The inaugural Karl Pearson Prize was awarded for their monograph Generalized Linear Models (1983).
This book has changed forever teaching, research and practice in statistics. It provides a unified and self-contained treatment of linear models for analyzing continuous, binary, count, categorical, survival, and other types of data, and illustrates the methods on applications from different areas. The monograph is based on several groundbreaking papers, including “Generalized linear models,” by Nelder and Wedderburn, JRSS-A (1972), “Quasi-likelihood functions, generalized linear models, and the Gauss-Newton method,” by Wedderburn, Biometrika (1974), and “Regression models for ordinal data,” by P. McCullagh, JRSS-B (1980). The implementation of GLM was greatly facilitated by the development of GLIM, the interactive statistical package, by Baker and Nelder.
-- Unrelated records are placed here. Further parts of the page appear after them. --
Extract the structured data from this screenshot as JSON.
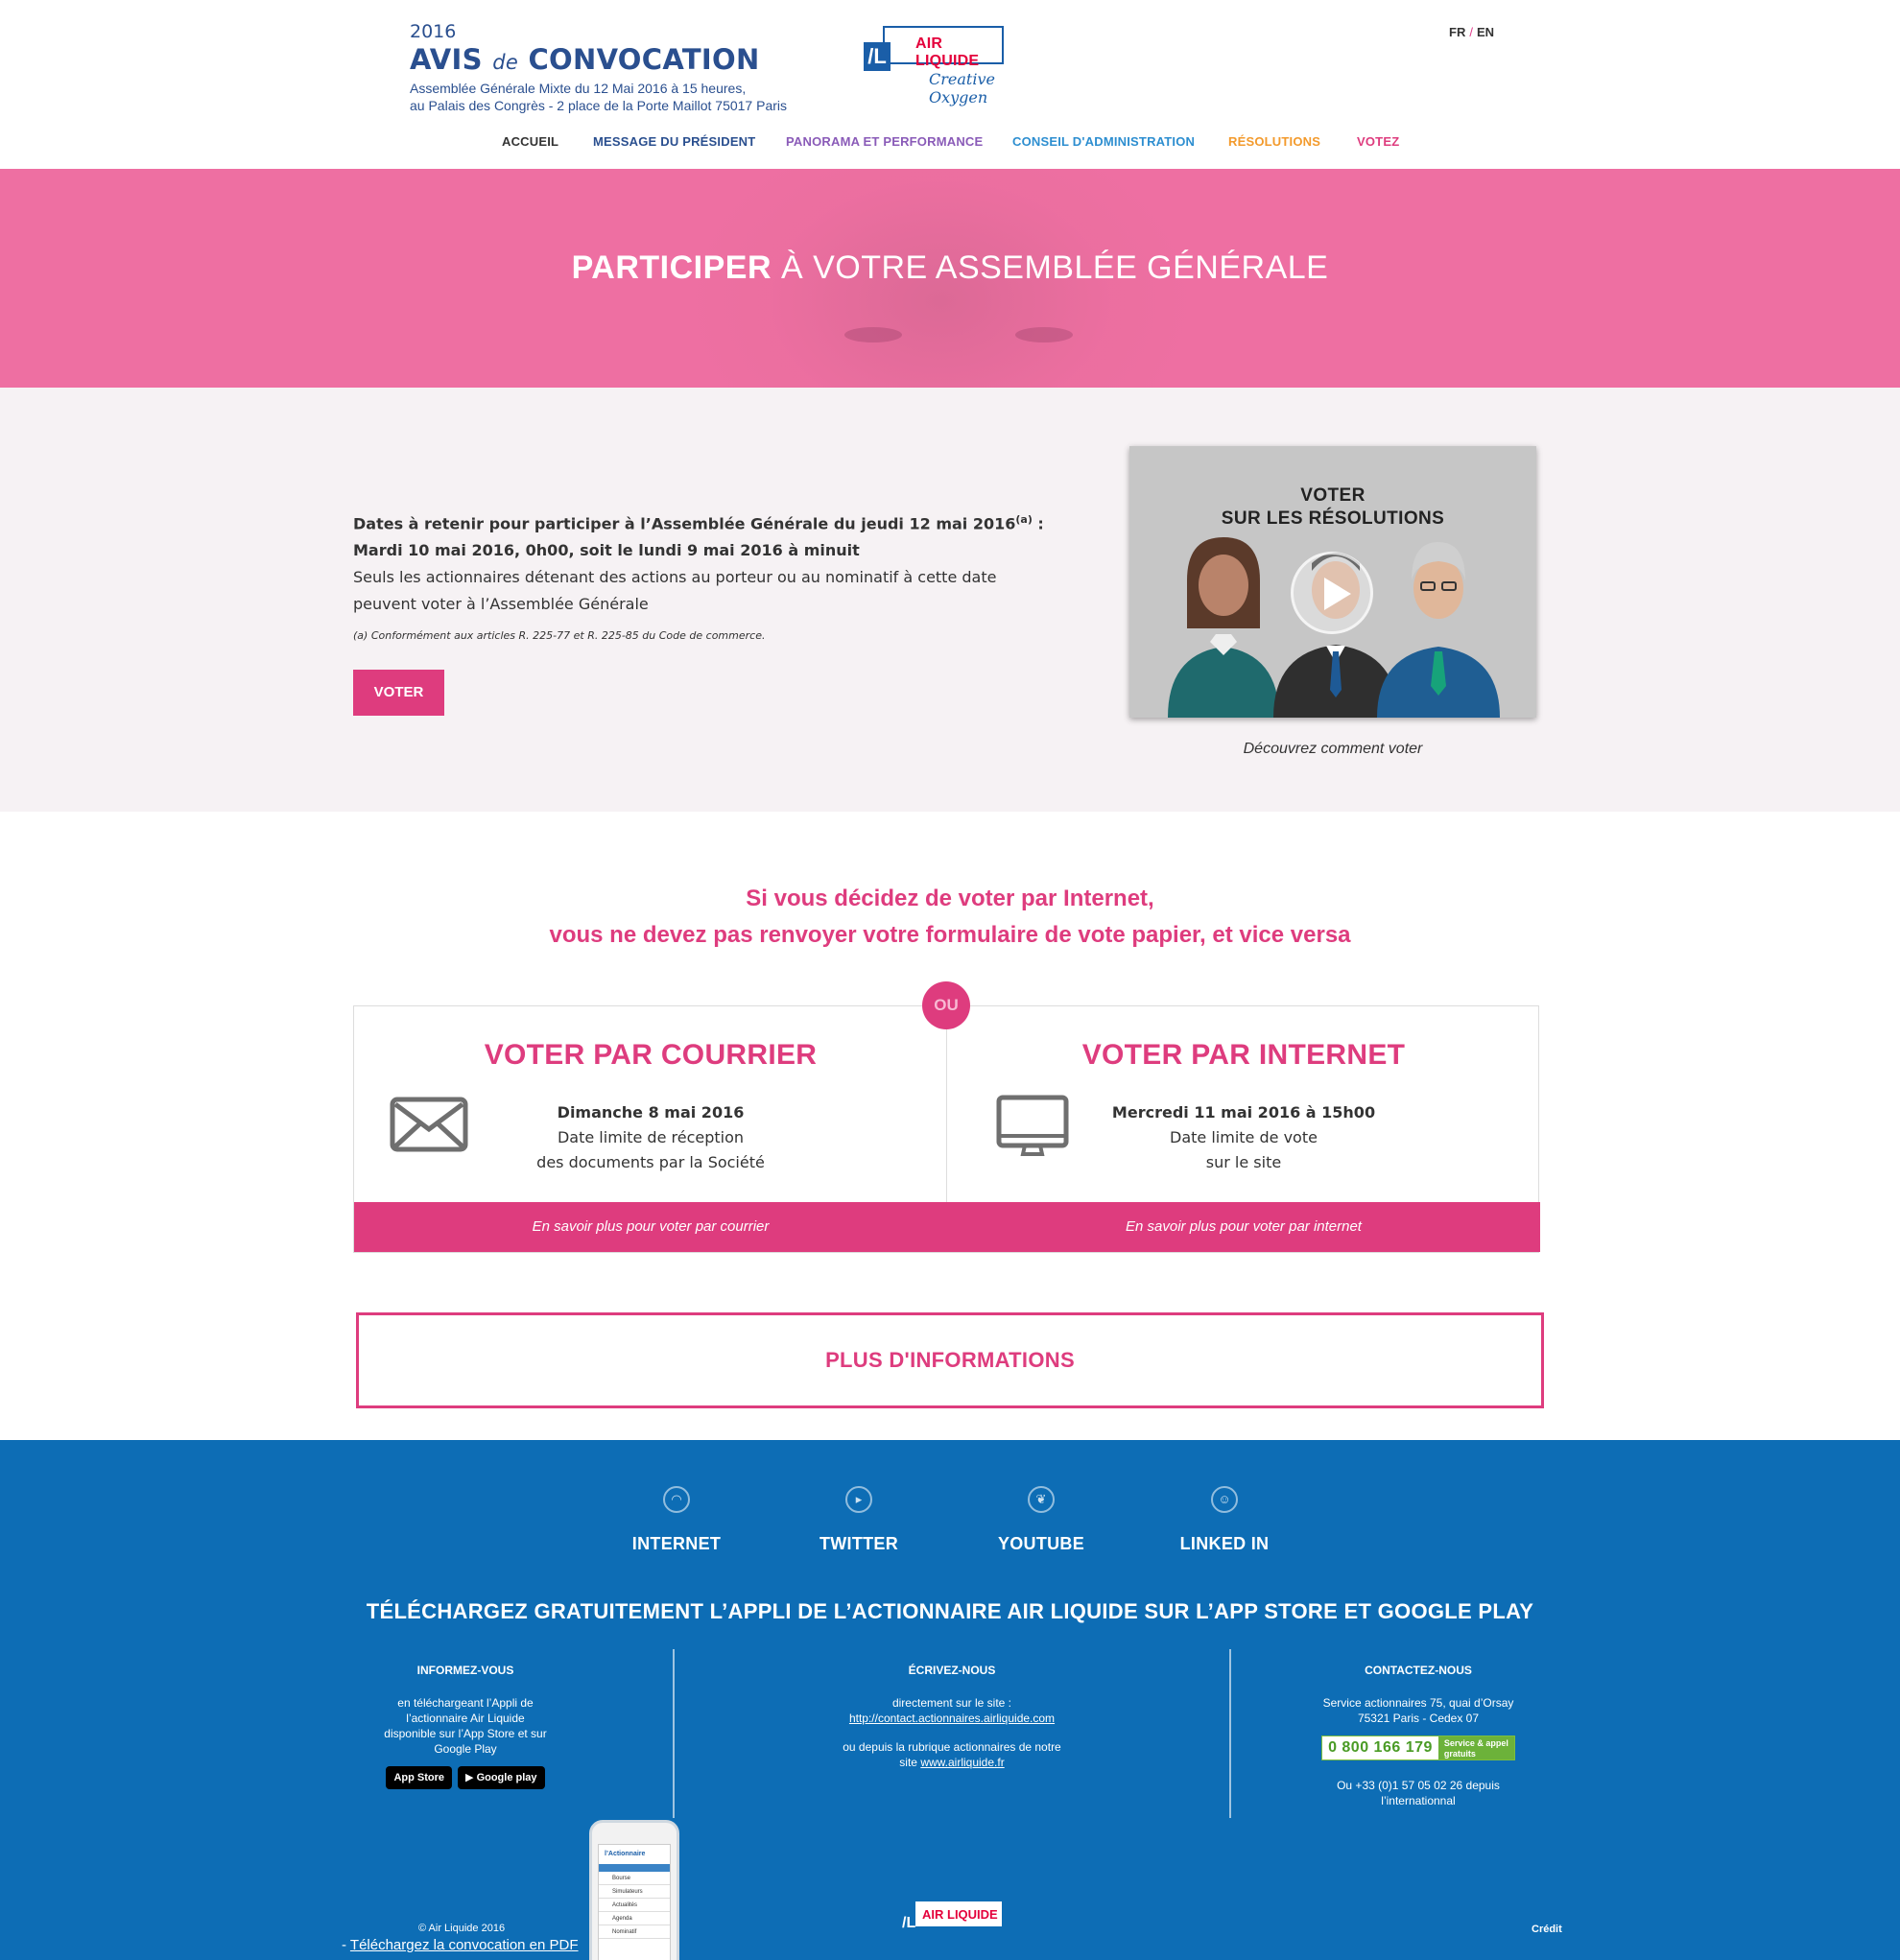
{
  "header": {
    "year": "2016",
    "title_main_1": "AVIS",
    "title_de": "de",
    "title_main_2": "CONVOCATION",
    "subtitle_1": "Assemblée Générale Mixte du 12 Mai 2016 à 15 heures,",
    "subtitle_2": "au Palais des Congrès - 2 place de la Porte Maillot 75017 Paris",
    "logo_name": "AIR LIQUIDE",
    "logo_tagline": "Creative Oxygen",
    "lang_fr": "FR",
    "lang_sep": "/",
    "lang_en": "EN"
  },
  "nav": [
    {
      "label": "ACCUEIL",
      "color": "#333333"
    },
    {
      "label": "MESSAGE DU PRÉSIDENT",
      "color": "#2a4f8f"
    },
    {
      "label": "PANORAMA ET PERFORMANCE",
      "color": "#8a5bb8"
    },
    {
      "label": "CONSEIL D'ADMINISTRATION",
      "color": "#2d8ed0"
    },
    {
      "label": "RÉSOLUTIONS",
      "color": "#f39a2c"
    },
    {
      "label": "VOTEZ",
      "color": "#de3c7e"
    }
  ],
  "hero": {
    "title_bold": "PARTICIPER",
    "title_rest": " À VOTRE ASSEMBLÉE GÉNÉRALE"
  },
  "info": {
    "line1": "Dates à retenir pour participer à l’Assemblée Générale du jeudi 12 mai 2016",
    "line1_sup": "(a)",
    "line1_end": " :",
    "line2": "Mardi 10 mai 2016, 0h00, soit le lundi 9 mai 2016 à minuit",
    "line3": "Seuls les actionnaires détenant des actions au porteur ou au nominatif à cette date peuvent voter à l’Assemblée Générale",
    "note": "(a) Conformément aux articles R. 225-77 et R. 225-85 du Code de commerce.",
    "button": "VOTER",
    "video_title_1": "VOTER",
    "video_title_2": "SUR LES RÉSOLUTIONS",
    "video_caption": "Découvrez comment voter"
  },
  "vote": {
    "heading_1": "Si vous décidez de voter par Internet,",
    "heading_2": "vous ne devez pas renvoyer votre formulaire de vote papier, et vice versa",
    "ou": "OU",
    "courrier": {
      "title": "VOTER PAR COURRIER",
      "date": "Dimanche 8 mai 2016",
      "desc_1": "Date limite de réception",
      "desc_2": "des documents par la Société",
      "link": "En savoir plus pour voter par courrier",
      "icon": "envelope-icon"
    },
    "internet": {
      "title": "VOTER PAR INTERNET",
      "date": "Mercredi 11 mai 2016 à 15h00",
      "desc_1": "Date limite de vote",
      "desc_2": "sur le site",
      "link": "En savoir plus pour voter par internet",
      "icon": "monitor-icon"
    },
    "more": "PLUS D'INFORMATIONS"
  },
  "footer": {
    "social": [
      {
        "label": "INTERNET",
        "icon": "wifi-icon"
      },
      {
        "label": "TWITTER",
        "icon": "play-icon"
      },
      {
        "label": "YOUTUBE",
        "icon": "leaf-icon"
      },
      {
        "label": "LINKED IN",
        "icon": "user-icon"
      }
    ],
    "app_title": "TÉLÉCHARGEZ GRATUITEMENT L’APPLI DE L’ACTIONNAIRE AIR LIQUIDE SUR L’APP STORE ET GOOGLE PLAY",
    "col1": {
      "title": "INFORMEZ-VOUS",
      "text_1": "en téléchargeant l’Appli de",
      "text_2": "l’actionnaire Air Liquide",
      "text_3": "disponible sur l’App Store et sur",
      "text_4": "Google Play",
      "badge_apple": "App Store",
      "badge_google": "Google play"
    },
    "col2": {
      "title": "ÉCRIVEZ-NOUS",
      "text_1": "directement sur le site :",
      "link_1": "http://contact.actionnaires.airliquide.com",
      "text_2": "ou depuis la rubrique actionnaires de notre",
      "text_3": "site",
      "link_2": "www.airliquide.fr"
    },
    "col3": {
      "title": "CONTACTEZ-NOUS",
      "text_1": "Service actionnaires 75, quai d’Orsay",
      "text_2": "75321 Paris - Cedex 07",
      "phone": "0 800 166 179",
      "phone_badge_1": "Service & appel",
      "phone_badge_2": "gratuits",
      "text_3": "Ou +33 (0)1 57 05 02 26 depuis",
      "text_4": "l’internationnal"
    },
    "app_screen_title": "l’Actionnaire",
    "app_menu": [
      "Bourse",
      "Simulateurs",
      "Actualités",
      "Agenda",
      "Nominatif"
    ],
    "logo_name": "AIR LIQUIDE",
    "copyright": "© Air Liquide 2016",
    "pdf_prefix": "- ",
    "pdf_link": "Téléchargez la convocation en PDF",
    "credit": "Crédit"
  }
}
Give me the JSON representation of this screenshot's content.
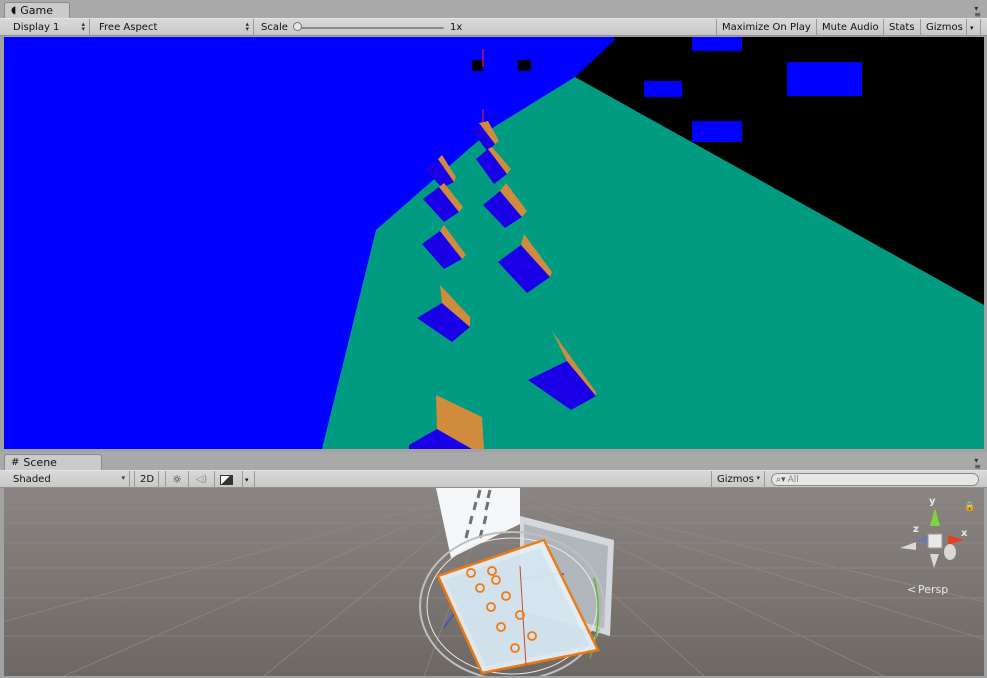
{
  "game": {
    "tab_label": "Game",
    "tab_icon": "pacman-icon",
    "display": "Display 1",
    "aspect": "Free Aspect",
    "scale_label": "Scale",
    "scale_value": "1x",
    "scale_slider_fraction": 0.0,
    "maximize_on_play": "Maximize On Play",
    "mute_audio": "Mute Audio",
    "stats": "Stats",
    "gizmos": "Gizmos"
  },
  "scene": {
    "tab_label": "Scene",
    "tab_icon": "hash-icon",
    "shading_mode": "Shaded",
    "mode_2d": "2D",
    "gizmos": "Gizmos",
    "search_placeholder": "All",
    "projection_label": "Persp",
    "axis_labels": {
      "y": "y",
      "z": "z",
      "x": "x"
    }
  },
  "colors": {
    "sky_blue": "#0000ff",
    "ground_teal": "#009b80",
    "void_black": "#000000",
    "cube_top": "#1a00e6",
    "cube_side": "#d08c3c",
    "selection_orange": "#f07a10",
    "editor_gray": "#a2a2a2"
  }
}
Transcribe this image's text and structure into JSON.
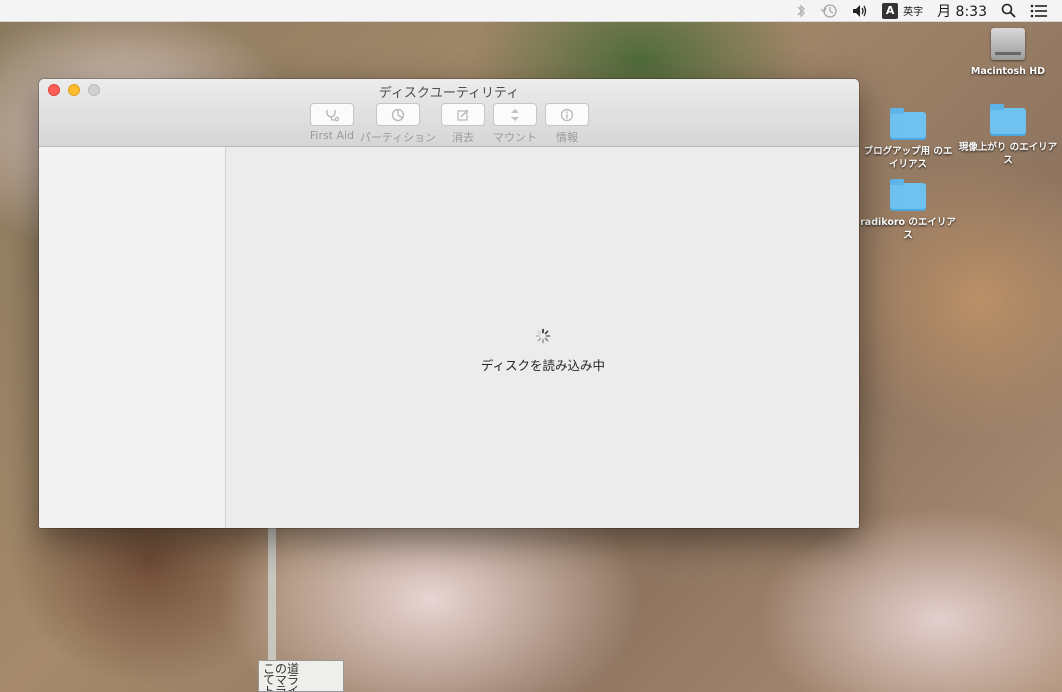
{
  "menubar": {
    "bluetooth_icon": "bluetooth-icon",
    "time_machine_icon": "time-machine-icon",
    "volume_icon": "volume-icon",
    "input_badge": "A",
    "input_label": "英字",
    "clock": "月 8:33",
    "spotlight_icon": "search-icon",
    "notification_icon": "list-icon"
  },
  "desktop": {
    "icons": [
      {
        "label": "Macintosh HD",
        "kind": "hdd"
      },
      {
        "label": "ブログアップ用 のエイリアス",
        "kind": "folder"
      },
      {
        "label": "現像上がり のエイリアス",
        "kind": "folder"
      },
      {
        "label": "radikoro のエイリアス",
        "kind": "folder"
      }
    ]
  },
  "sign": {
    "text": "この道\nてマラ\nトライ"
  },
  "window": {
    "title": "ディスクユーティリティ",
    "toolbar": [
      {
        "label": "First Aid",
        "icon": "stethoscope-icon"
      },
      {
        "label": "パーティション",
        "icon": "partition-icon"
      },
      {
        "label": "消去",
        "icon": "erase-icon"
      },
      {
        "label": "マウント",
        "icon": "mount-icon"
      },
      {
        "label": "情報",
        "icon": "info-icon"
      }
    ],
    "status_text": "ディスクを読み込み中"
  }
}
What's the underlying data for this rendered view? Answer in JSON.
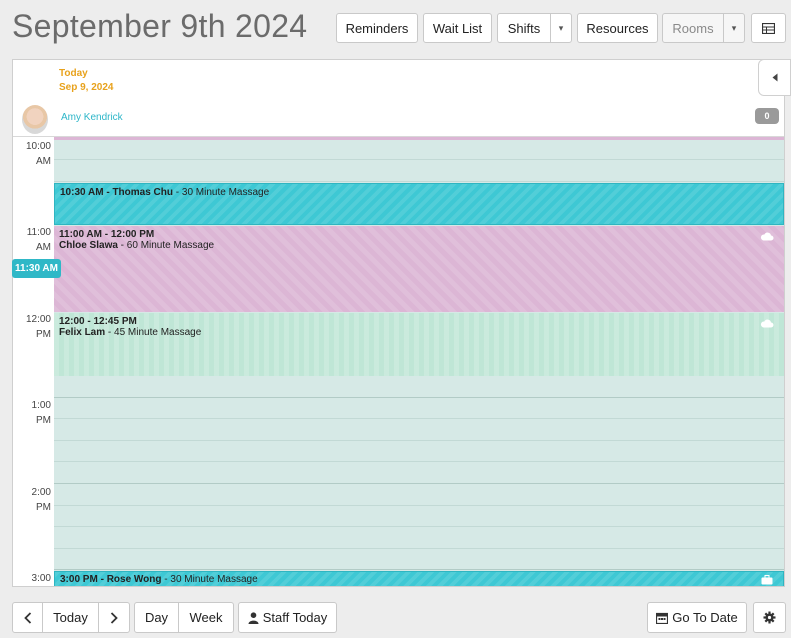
{
  "header": {
    "title": "September 9th 2024"
  },
  "toolbar": {
    "reminders": "Reminders",
    "wait_list": "Wait List",
    "shifts": "Shifts",
    "resources": "Resources",
    "rooms": "Rooms"
  },
  "calendar": {
    "today_label": "Today",
    "today_date": "Sep 9, 2024",
    "staff_name": "Amy Kendrick",
    "staff_count": "0",
    "current_time": "11:30 AM",
    "times": [
      {
        "hour": "10:00",
        "ampm": "AM"
      },
      {
        "hour": "11:00",
        "ampm": "AM"
      },
      {
        "hour": "12:00",
        "ampm": "PM"
      },
      {
        "hour": "1:00",
        "ampm": "PM"
      },
      {
        "hour": "2:00",
        "ampm": "PM"
      },
      {
        "hour": "3:00",
        "ampm": ""
      }
    ],
    "appointments": [
      {
        "time": "10:30 AM",
        "client": "Thomas Chu",
        "service": "30 Minute Massage"
      },
      {
        "time": "11:00 AM - 12:00 PM",
        "client": "Chloe Slawa",
        "service": "60 Minute Massage"
      },
      {
        "time": "12:00 - 12:45 PM",
        "client": "Felix Lam",
        "service": "45 Minute Massage"
      },
      {
        "time": "3:00 PM",
        "client": "Rose Wong",
        "service": "30 Minute Massage"
      }
    ],
    "sep": " - ",
    "service_sep": " - "
  },
  "footer": {
    "today": "Today",
    "day": "Day",
    "week": "Week",
    "staff_today": "Staff Today",
    "go_to_date": "Go To Date"
  },
  "colors": {
    "accent": "#2db6c8",
    "today": "#e8a21c",
    "teal_appt": "#3ec8d4",
    "pink_appt": "#dcb6d5",
    "green_appt": "#bfe6d6"
  }
}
In his review of the GLIM3 release and its manual in JASA 1979 (pp. 934-5), Peter McCullagh wrote that “It is surprising that such a powerful and unifying tool should not have achieved greater popularity after six or more years of existence.” The collaboration between McCullagh and Nelder has certainly remedied this issue and has resulted in a superb treatment of the subject that is accessible to researchers, graduate students, and practitioners.
The prize was presented on 27 August 2013 at the ISI World Statistics Congress in Hong Kong, and was followed by the Karl Pearson Lecture by Peter McCullagh.
 John Nelder passed away in August 2010.